The Gates Foundation has now pledged about $500 million in total to respond to the pandemic, though the $150 million announced on Friday is technically an interest-free forgivable loan. Most of that $500 million is focused on this nuts-and-bolts work of vaccine expansion.

Part of the foundation’s plan to inoculate the world does depend on which vaccine ends up proving to be the most successful at protecting us from the disease. Twenty-eight different possible vaccines have progressed to human trials, each of which has different manufacturing costs and requires different materials and precision. Some of the leading vaccine candidates, such as the ones being pursued by Moderna and Pfizer, are likely to be more expensive to produce because they are RNA vaccines that are fundamentally costlier.

“Because of the way you manufacture them, and the difficulty of scaling up, they are more likely — if they are helpful — to help in the rich countries. They won’t be the low-cost, scalable solution for the world at large,” Gates said in an interview with WIRED.
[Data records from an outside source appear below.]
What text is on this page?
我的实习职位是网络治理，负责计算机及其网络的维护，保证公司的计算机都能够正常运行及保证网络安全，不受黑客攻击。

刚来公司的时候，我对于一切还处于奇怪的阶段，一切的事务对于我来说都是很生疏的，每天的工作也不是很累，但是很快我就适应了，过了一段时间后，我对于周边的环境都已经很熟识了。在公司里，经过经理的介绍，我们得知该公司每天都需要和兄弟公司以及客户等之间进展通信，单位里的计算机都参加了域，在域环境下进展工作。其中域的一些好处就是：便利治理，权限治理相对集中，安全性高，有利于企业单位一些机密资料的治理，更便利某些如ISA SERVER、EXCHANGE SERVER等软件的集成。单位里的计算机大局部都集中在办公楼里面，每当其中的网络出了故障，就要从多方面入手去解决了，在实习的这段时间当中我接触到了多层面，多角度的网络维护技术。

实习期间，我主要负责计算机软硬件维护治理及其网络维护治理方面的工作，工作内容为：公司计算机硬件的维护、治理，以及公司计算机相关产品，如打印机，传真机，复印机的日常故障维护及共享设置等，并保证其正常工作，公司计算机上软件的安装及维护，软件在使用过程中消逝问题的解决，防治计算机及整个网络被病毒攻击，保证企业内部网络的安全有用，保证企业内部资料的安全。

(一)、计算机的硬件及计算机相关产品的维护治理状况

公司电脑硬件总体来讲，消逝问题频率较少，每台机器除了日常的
Then there is the profit margin. The vaccine industry has pledged to keep its own profits from Covid-19 vaccines low, although not necessarily to sell the doses at cost.

So Gates’s impact depends on what happens in the research labs. If the cheaper vaccines — like the ones being manufactured by Serum — are the ones that prove strongest, then it will be easier and cheaper to protect people in poor countries. Gates is already working with other vaccine researchers — like Johnson & Johnson, which is also pursuing a low-cost vaccine — to secure doses for the developing world.

Working in Gates’s favor is that his foundation has a lot of experience in distributing cheap vaccines around the globe. Gates has put more than $4 billion over the last two decades into Gavi, which is estimated by the Gates Foundation to have immunized 750 million children and saved 13 million lives.

Prior to Friday’s announcement, Gates had committed $100 million to Gavi specifically to buy and deliver a Covid-19 vaccine. In June, Gates had promised to send $1.6 billion to Gavi over the next five years for its broader vaccine work.

So while Gates can’t control how much the vaccine costs, he does bring enormous credibility and a track record of putting his billions to work to distribute it as cheaply as possible and via a tested supply chain.

The other thing that Gates can control is his voice. And while he has been a heavy presence on the interview circuit since the very beginning of the pandemic in the US in March, he has renewed his efforts over the last few days, popping up seemingly everywhere.

His message? The American government needs to not just think about Americans. So Gates is pressuring lawmakers in the upcoming relief bill to commit more money to Gavi and not succumb to “vaccine nationalism.”

“I’ve talked to Pence, I’ve talked to Mnuchin, Pompeo — particularly on the issue of, ‘Is the US showing up in terms of providing money to procure the vaccine for the developing countries?’” he told Wired. “There have been lots of meetings, but we haven’t been able to get the US to show up.”